Um exemplo desse modelo e de seus impactos sociais e ambientais são as plantações e a fábrica da Veracel, as primeiras iniciadas em 1991 e a segunda em setembro de 2005, que abrangem 164 mil hectares próprios e outro tanto contratado com 2.000 produtores da área, dedicados ao cultivo massivo de eucaliptos para alimentar uma produção de 900.000 toneladas anuais de celulose.
No começo de suas atividades, através de custosas campanhas publicitárias, a Veracel comprometeu-se a preservar a Mata Atlântica, assegurou que suas plantações eram ecologicamente sustentáveis, que forneceriam dezenas de milhares de empregos e realizariam grandes obras sociais. No entanto, enquanto o projeto avançava, as promessas foram reduzindo-se e hoje não correspondem à realidade.
A amplidão e a rapidez da expansão da monocultura geraram fortes mudanças nas condições de vida da área: entre 1991 e 2002 o êxodo rural atingiu 59,4% e pequenos povoados desapareceram. Porção dos expulsos decidiu lutar por seu direito a uma parcela de terra e outros foram procurar trabalho à maior urbe próxima, Eunápolis, que tem aproximadamente 100.000 habitantes.
Depois de fortes choques com a polícia e bandos armados em 2005, 515 famílias organizadas pelo Movimento dos Sem Terra (MST) atingiram seu objetivo, mas outras 1570 famílias continuam exigindo terras em acampamentos estabelecidos à beira das rodovias da área. Enquanto isso, os que se deslocaram para a cidade não conseguem trabalho e fazem parte da crescente emergência social urbana.
"Aqui temos a maior ressaca produzida pela presença da Veracel. O que mais tem crescido é a criminalidade, a prostituição infantil, a miséria, a fome, o índice de presos, de assaltos de assassinatos ", afirma o jornalista Jodenilton Bastos, que recebe constantemente, através de dois programas diários na Rádio Ativa 92,7 Mhz, de Eunápolis, pedidos de roupa e alimentos para os desempregados.
As promessas de trabalho e bem-estar feitas pela Veracel sofreram uma redução progressiva no decurso do tempo. Começou anunciando a criação de 40.000 empregos, depois passou para 20.000, e depois para 10.000 na fábrica e 3.000 em tarefas rurais. Agora, a fábrica emprega aproximadamente 300 trabalhadores, a maioria deles de fora, porque não acham operários especializados na área.

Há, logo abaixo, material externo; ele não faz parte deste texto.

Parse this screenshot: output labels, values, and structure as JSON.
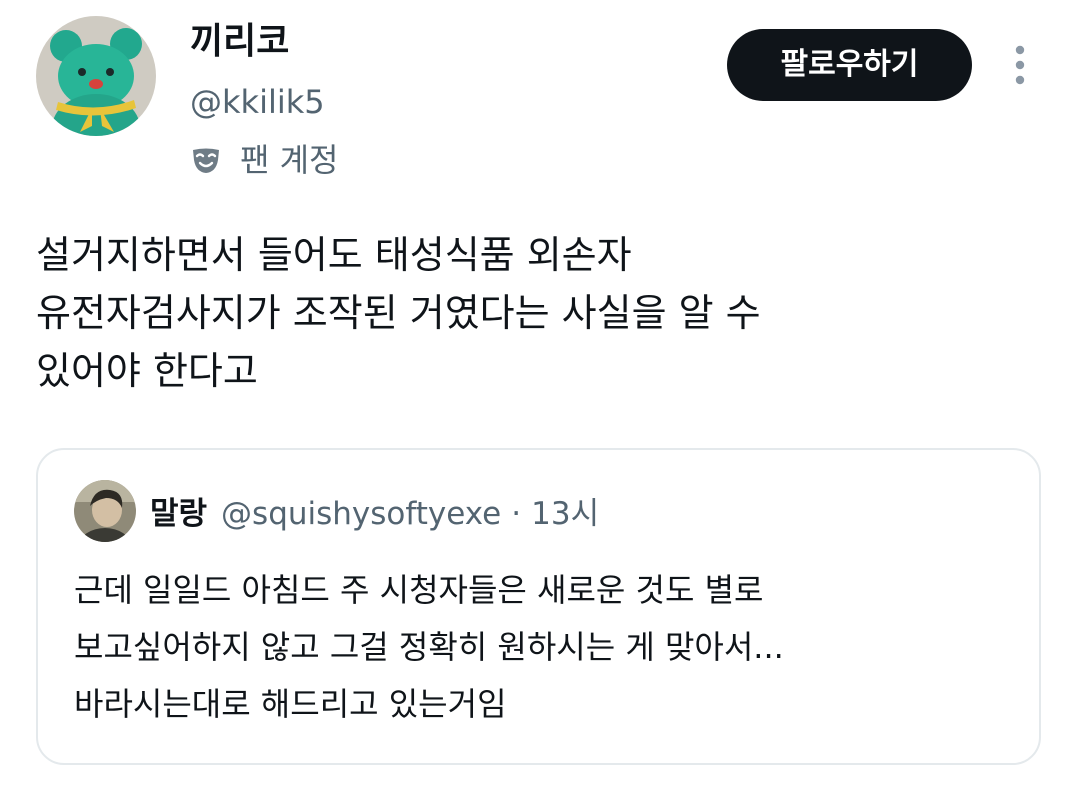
{
  "author": {
    "display_name": "끼리코",
    "handle": "@kkilik5",
    "fan_badge_icon": "theater-mask-icon",
    "fan_label": "팬 계정"
  },
  "actions": {
    "follow_label": "팔로우하기",
    "more_icon": "vertical-dots-icon"
  },
  "tweet": {
    "lines": [
      "설거지하면서 들어도 태성식품 외손자",
      "유전자검사지가 조작된 거였다는 사실을 알 수",
      "있어야 한다고"
    ]
  },
  "quote": {
    "display_name": "말랑",
    "handle": "@squishysoftyexe",
    "separator": "·",
    "time": "13시",
    "lines": [
      "근데 일일드 아침드 주 시청자들은 새로운 것도 별로",
      "보고싶어하지 않고 그걸 정확히 원하시는 게 맞아서...",
      "바라시는대로 해드리고 있는거임"
    ]
  },
  "colors": {
    "primary_text": "#0f1419",
    "secondary_text": "#536471",
    "follow_bg": "#0f1419",
    "follow_text": "#ffffff",
    "card_border": "#e4e9ec"
  }
}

A emergência social na região chega à fome extrema. A Casa SOS Vida em Eunápolis, dirigida pela irmã Teresinha Biase atende até 50 crianças. "Chegam com um peso de 50 a 60 por cento por baixo do normal. Permanecem de três a oito meses até sair do risco de vida", explica. Sustentam-se com doações voluntárias, não recebem ajuda econômica do setor público nem de empresas particulares.
A situação em Eunápolis agrava-se perante o abandono pela Veracel de programas de assistência direta à população. Um projeto de lanche e atenção educacional para 100 crianças de um bairro pobre foi fechado pela companhia depois de conseguir com ele um aval financeiro. Os pais das crianças denunciaram que a Veracel os vestia especialmente para receber as visitas do exterior e tirar fotografias.
Uma situação similar aconteceu com a preservação da Mata Atlântica, a sustentabilidade das monoculturas de eucaliptos e a não poluição pela fábrica de celulose dos cursos de água e do ar. Os Promotores de Justiça do Ministério Público de Eunápolis têm iniciado várias ações contra a Veracel, mas a justiça é lenta e os poderes públicos atuam em cumplicidade com a companhia.
"Nossa justiça é das mais lentas que existem. Eles se aproveitam dessa lentidão e vão implementando suas ações ", diz João Alves Da Silva Neto, Promotor de Justiça de Eunápolis, referindo-se à Veracel. "Utilizam grande tráfico de influências. Os poderes executivo e legislativo estão em mãos do poder econômico, que pressiona cada vez mais para aumentar suas plantações", acrescenta.
Em 1993, a Procuradoria da República aceitou uma ação civil contra a Veracruz, antecessora da Veracel, por derrubar centenas de hectares de Mata Atlântica. A companhia não se deteve e começou a ocupar áreas para atividade agropecuária tradicional, plantando além do limite fixado pela legislação local. A lei é simplesmente ignorada ou alterada de acordo com o governo municipal ou do estado.
Há vários anos que diferentes entidades civis da área denunciam irregularidades das companhias florestais e de celulose. Em 2005, depois de uma audiência pública, a Procuradoria exigiu à Veracel a retirada de suas plantações em um raio de 10 quilômetros nas áreas de amortecimento das Unidades de Conservação dos Parques Nacionais, de acordo com o estabelecido pela lei brasileira.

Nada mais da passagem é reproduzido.